Secara kultural, mereka yang masih dalam tahap "berjuang" di usia 20-an atau 30-an, cenderung dianggap sebagai "pesakitan".
Sebaliknya, mereka yang sudah terlihat mapan dan berkeluarga di usia relatif muda cenderung dielu-elukan, bahkan dijadikan "teladan" bagi mereka yang dianggap "pesakitan".
Inilah salah satu sumber masalah "Quarter Life Crisis" yang menurut saya sangat memuakkan. Atas nama "kepedulian", kenyamanan batin dan kesehatan mental seseorang bisa diobrak-abrik seenaknya.
Jika sikap ini dikritisi, cap "kurang ajar" yang didapat. Apa boleh buat, situasi serba salah akan menyergap, meski sebenarnya itu bukan kesalahan kita.
Di sini, kita bisa melihat bersama, salah satu sumber "Quarter Life Crisis" adalah "sesat pikir" yang datang dari perbandingan secara "apple to apple", yang jelas tidak proporsional dan objektif. Jika terlalu dituruti, ini hanya akan meracuni pikiran kita.

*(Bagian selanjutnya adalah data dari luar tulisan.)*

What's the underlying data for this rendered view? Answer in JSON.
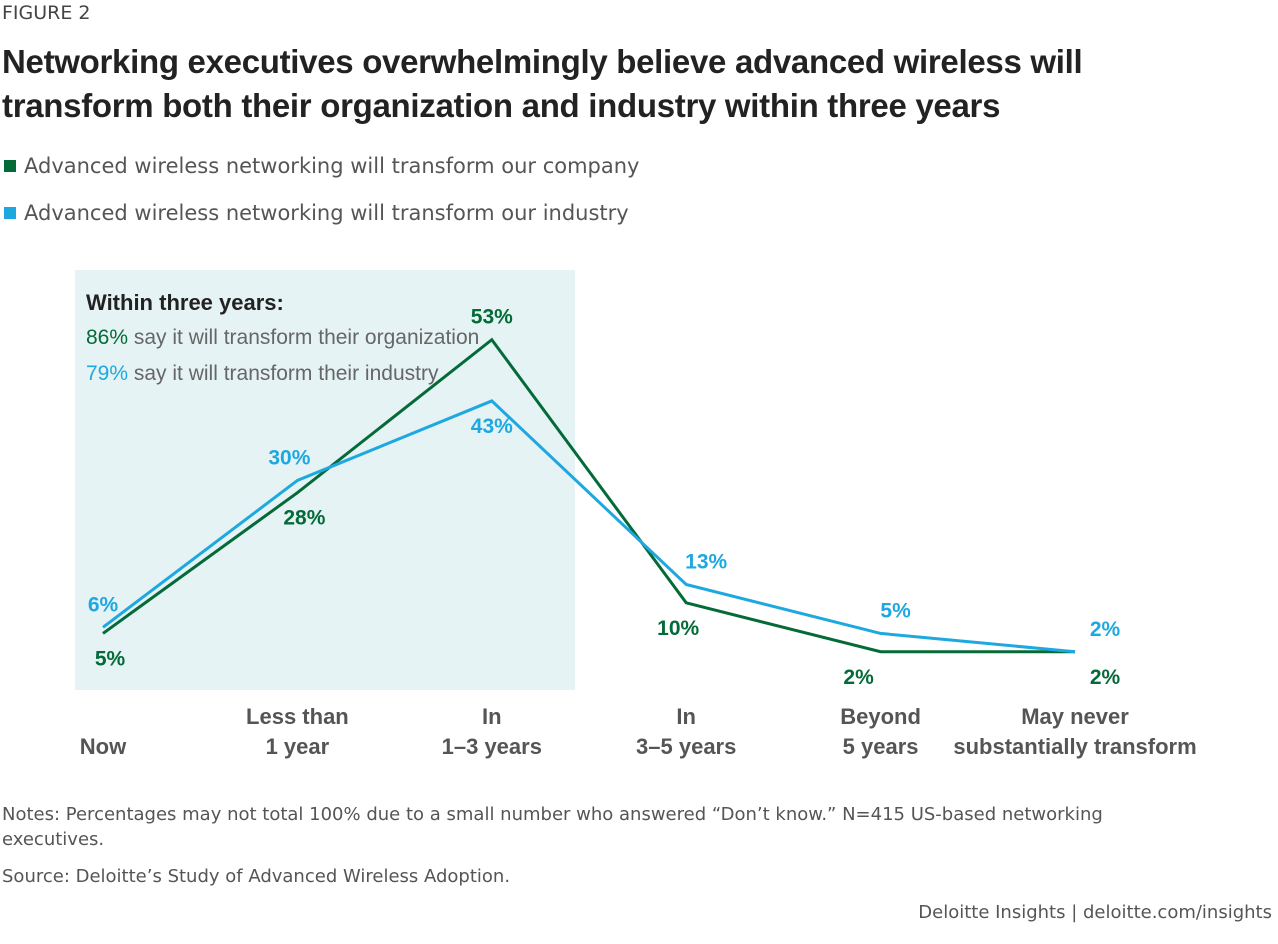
{
  "figure_label": "FIGURE 2",
  "title": "Networking executives overwhelmingly believe advanced wireless will transform both their organization and industry within three years",
  "colors": {
    "company": "#046a38",
    "industry": "#1fa8e0",
    "box": "#e5f3f5"
  },
  "callout": {
    "heading": "Within three years:",
    "line1_value": "86%",
    "line1_text": " say it will transform their organization",
    "line2_value": "79%",
    "line2_text": " say it will transform their industry"
  },
  "chart_data": {
    "type": "line",
    "categories": [
      [
        "",
        "Now"
      ],
      [
        "Less than",
        "1 year"
      ],
      [
        "In",
        "1–3 years"
      ],
      [
        "In",
        "3–5 years"
      ],
      [
        "Beyond",
        "5 years"
      ],
      [
        "May never",
        "substantially transform"
      ]
    ],
    "series": [
      {
        "name": "Advanced wireless networking will transform our company",
        "values": [
          5,
          28,
          53,
          10,
          2,
          2
        ],
        "labels": [
          "5%",
          "28%",
          "53%",
          "10%",
          "2%",
          "2%"
        ]
      },
      {
        "name": "Advanced wireless networking will transform our industry",
        "values": [
          6,
          30,
          43,
          13,
          5,
          2
        ],
        "labels": [
          "6%",
          "30%",
          "43%",
          "13%",
          "5%",
          "2%"
        ]
      }
    ],
    "highlight_region": [
      "Now",
      "In 1–3 years"
    ],
    "grid": false,
    "legend": "top-left"
  },
  "notes": "Notes: Percentages may not total 100% due to a small number who answered “Don’t know.” N=415 US-based networking executives.",
  "source": "Source: Deloitte’s Study of Advanced Wireless Adoption.",
  "footer": "Deloitte Insights | deloitte.com/insights"
}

Sebagai contoh, seseorang yang terlihat mapan dan sudah berkeluarga di usia relatif muda, belum tentu lebih baik dari mereka yang masih dalam tahap "berjuang".

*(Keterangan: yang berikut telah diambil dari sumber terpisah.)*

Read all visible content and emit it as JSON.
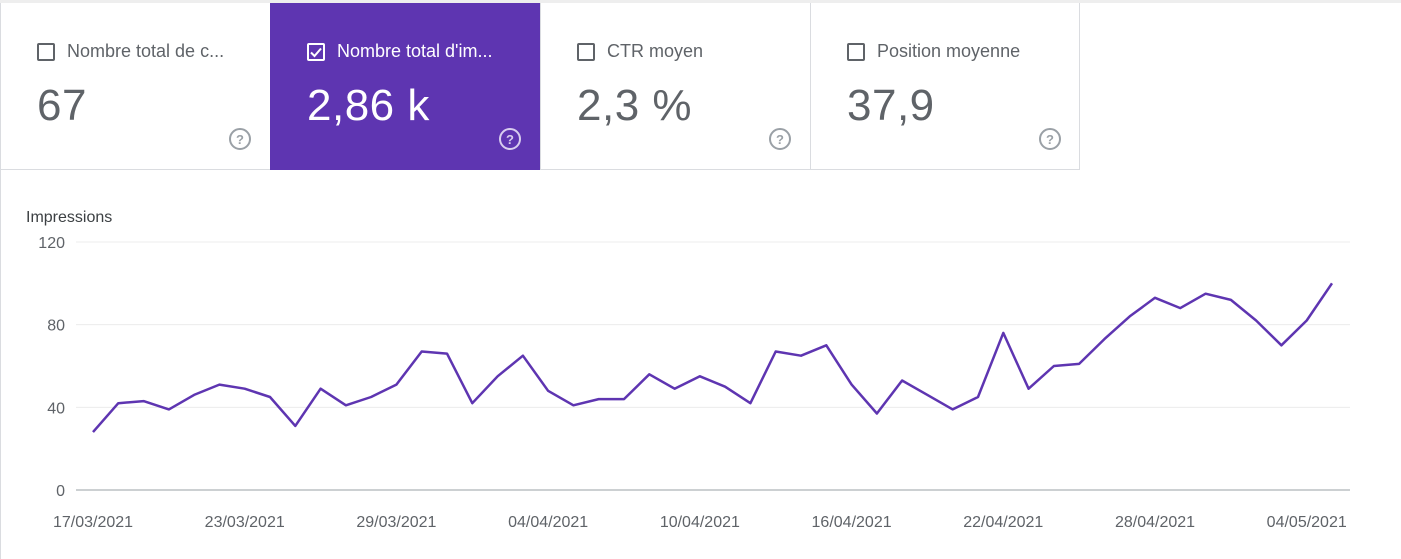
{
  "metrics": [
    {
      "label": "Nombre total de c...",
      "value": "67",
      "selected": false
    },
    {
      "label": "Nombre total d'im...",
      "value": "2,86 k",
      "selected": true
    },
    {
      "label": "CTR moyen",
      "value": "2,3 %",
      "selected": false
    },
    {
      "label": "Position moyenne",
      "value": "37,9",
      "selected": false
    }
  ],
  "help_glyph": "?",
  "colors": {
    "accent": "#5e35b1",
    "line": "#5e35b1",
    "text": "#5f6368",
    "grid": "#e8eaed",
    "axis": "#9aa0a6"
  },
  "chart_data": {
    "type": "line",
    "ylabel": "Impressions",
    "ylim": [
      0,
      120
    ],
    "yticks": [
      0,
      40,
      80,
      120
    ],
    "x_tick_labels": [
      "17/03/2021",
      "23/03/2021",
      "29/03/2021",
      "04/04/2021",
      "10/04/2021",
      "16/04/2021",
      "22/04/2021",
      "28/04/2021",
      "04/05/2021"
    ],
    "x_start": "17/03/2021",
    "x_end": "04/05/2021",
    "grid": true,
    "series": [
      {
        "color": "#5e35b1",
        "dates": [
          "17/03/2021",
          "18/03/2021",
          "19/03/2021",
          "20/03/2021",
          "21/03/2021",
          "22/03/2021",
          "23/03/2021",
          "24/03/2021",
          "25/03/2021",
          "26/03/2021",
          "27/03/2021",
          "28/03/2021",
          "29/03/2021",
          "30/03/2021",
          "31/03/2021",
          "01/04/2021",
          "02/04/2021",
          "03/04/2021",
          "04/04/2021",
          "05/04/2021",
          "06/04/2021",
          "07/04/2021",
          "08/04/2021",
          "09/04/2021",
          "10/04/2021",
          "11/04/2021",
          "12/04/2021",
          "13/04/2021",
          "14/04/2021",
          "15/04/2021",
          "16/04/2021",
          "17/04/2021",
          "18/04/2021",
          "19/04/2021",
          "20/04/2021",
          "21/04/2021",
          "22/04/2021",
          "23/04/2021",
          "24/04/2021",
          "25/04/2021",
          "26/04/2021",
          "27/04/2021",
          "28/04/2021",
          "29/04/2021",
          "30/04/2021",
          "01/05/2021",
          "02/05/2021",
          "03/05/2021",
          "04/05/2021",
          "05/05/2021"
        ],
        "values": [
          28,
          42,
          43,
          39,
          46,
          51,
          49,
          45,
          31,
          49,
          41,
          45,
          51,
          67,
          66,
          42,
          55,
          65,
          48,
          41,
          44,
          44,
          56,
          49,
          55,
          50,
          42,
          67,
          65,
          70,
          51,
          37,
          53,
          46,
          39,
          45,
          76,
          49,
          60,
          61,
          73,
          84,
          93,
          88,
          95,
          92,
          82,
          70,
          82,
          100
        ]
      }
    ]
  }
}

Bisa jadi, mereka sebenarnya lebih menderita, karena punya beban hidup lebih berat, atau bahkan belum siap mental menjalani semuanya. Inilah salah satu faktor, kenapa angka kemiskinan dan perceraian di negara kita masih relatif tinggi.
Masalah ini juga akan terlihat, terutama pada mereka yang masih berpola hidup konsumtif dalam situasi normal.
Jadi, jangan ditanya lagi, bagaimana keadaan mereka di masa tak menentu akibat pandemi Corona seperti sekarang.
Walau gaji bulanannya puluhan juta sekalipun, pasti akan kelimpungan, karena mereka tak bisa mengatur prioritas.
Jika "Quarter Life Crisis" yang berasal dari sesat pikir ini sudah menjadi "racun", mereka yang "meracuni" pikiran ini akan dengan enaknya "cuci tangan", dengan menganggap kita terlalu memikirkan, padahal merekalah yang terus merecoki. Sungguh memuakkan.